Ich erinnere mich an eine Lesung des Schriftstellers Norbert Scheuer hier in Berlin, bei der dieser voller Überzeugung sagte: “Als Schriftsteller muss man Beamter sein.“ Damit meinte er allerdings nicht den Schreibstil, sondern das disziplinierte und tägliche Schreiben, das unabhängig von Lust oder Ideen ausgeübt werden muss, um erfolgreich werden zu können. 

Aber zurück zum Stimmzettelumschlag. Ich bin sicher, dass viele Beamt*innen diszipliniert und unabhängig von Lust oder Ideen daran gefeilt haben, um zu verhindern, dass die Berliner Wahl ein weiteres Mal für ungültig erklärt wird. Dieses Mal, weil die Formulierung auf den Briefwahlunterlagen missverständlich formuliert war. Stichwort: Formfehler. In ein paar Tagen werden wir das wissen. 

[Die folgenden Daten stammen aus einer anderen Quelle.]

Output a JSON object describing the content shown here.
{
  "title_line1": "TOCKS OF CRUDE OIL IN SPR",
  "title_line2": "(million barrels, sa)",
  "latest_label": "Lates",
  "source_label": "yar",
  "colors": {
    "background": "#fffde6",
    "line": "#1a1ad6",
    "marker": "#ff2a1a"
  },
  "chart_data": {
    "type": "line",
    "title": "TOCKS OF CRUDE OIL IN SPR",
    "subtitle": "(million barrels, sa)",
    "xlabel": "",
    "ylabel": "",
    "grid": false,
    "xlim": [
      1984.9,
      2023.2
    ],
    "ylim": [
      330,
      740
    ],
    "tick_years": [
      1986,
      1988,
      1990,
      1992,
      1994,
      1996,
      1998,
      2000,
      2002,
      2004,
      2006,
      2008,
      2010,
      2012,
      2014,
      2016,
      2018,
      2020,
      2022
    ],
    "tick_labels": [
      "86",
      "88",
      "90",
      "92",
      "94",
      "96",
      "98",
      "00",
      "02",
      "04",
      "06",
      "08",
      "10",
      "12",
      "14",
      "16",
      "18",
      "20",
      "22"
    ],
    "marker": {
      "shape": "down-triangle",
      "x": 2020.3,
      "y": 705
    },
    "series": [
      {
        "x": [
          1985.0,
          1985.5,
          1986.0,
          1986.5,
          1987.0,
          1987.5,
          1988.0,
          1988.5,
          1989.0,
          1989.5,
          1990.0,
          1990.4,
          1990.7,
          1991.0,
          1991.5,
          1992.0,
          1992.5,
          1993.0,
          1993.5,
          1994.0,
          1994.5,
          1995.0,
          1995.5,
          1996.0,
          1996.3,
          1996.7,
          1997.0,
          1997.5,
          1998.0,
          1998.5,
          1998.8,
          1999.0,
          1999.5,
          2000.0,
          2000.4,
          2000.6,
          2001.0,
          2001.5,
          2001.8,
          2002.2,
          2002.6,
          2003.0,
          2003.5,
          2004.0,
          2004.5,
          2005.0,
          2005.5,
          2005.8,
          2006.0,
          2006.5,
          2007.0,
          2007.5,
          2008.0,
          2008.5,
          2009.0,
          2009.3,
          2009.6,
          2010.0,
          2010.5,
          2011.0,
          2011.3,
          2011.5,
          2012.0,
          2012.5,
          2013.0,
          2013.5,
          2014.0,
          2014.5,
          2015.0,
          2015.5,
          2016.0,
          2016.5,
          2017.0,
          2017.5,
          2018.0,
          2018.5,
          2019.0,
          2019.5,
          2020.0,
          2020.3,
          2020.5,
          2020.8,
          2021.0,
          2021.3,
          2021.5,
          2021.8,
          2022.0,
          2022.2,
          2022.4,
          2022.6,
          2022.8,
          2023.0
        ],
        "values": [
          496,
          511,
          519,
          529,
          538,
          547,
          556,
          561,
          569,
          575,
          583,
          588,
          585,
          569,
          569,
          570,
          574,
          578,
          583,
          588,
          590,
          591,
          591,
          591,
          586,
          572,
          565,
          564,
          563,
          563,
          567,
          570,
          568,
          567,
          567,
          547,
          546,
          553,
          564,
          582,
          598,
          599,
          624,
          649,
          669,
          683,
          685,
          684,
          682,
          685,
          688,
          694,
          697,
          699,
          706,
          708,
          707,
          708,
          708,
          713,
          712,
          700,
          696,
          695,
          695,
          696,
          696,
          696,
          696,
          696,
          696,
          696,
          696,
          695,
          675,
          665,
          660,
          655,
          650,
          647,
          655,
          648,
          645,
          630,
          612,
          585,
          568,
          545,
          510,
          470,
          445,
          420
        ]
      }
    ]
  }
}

P.S.: Ist Ihnen aufgefallen, dass der Apostroph in der Überschrift falsch ist? Es müsste eigentlich „Stimmzettels Traum“ heißen. Ich habe den Apostroph bewusst gesetzt als kleine Hommage an Arno Schmidt, dessen wahnsinniges 1970 erschienenes Monumentalwerk Zettel’s Traum mit diesem grammatikalisch unkorrekten Apostroph im Titel ausgestattet ist. Der Autor hat darauf bestanden. Und als Literat darf er das. Wie Schmidt wohl den Stimmzettelumschlag formuliert hätte?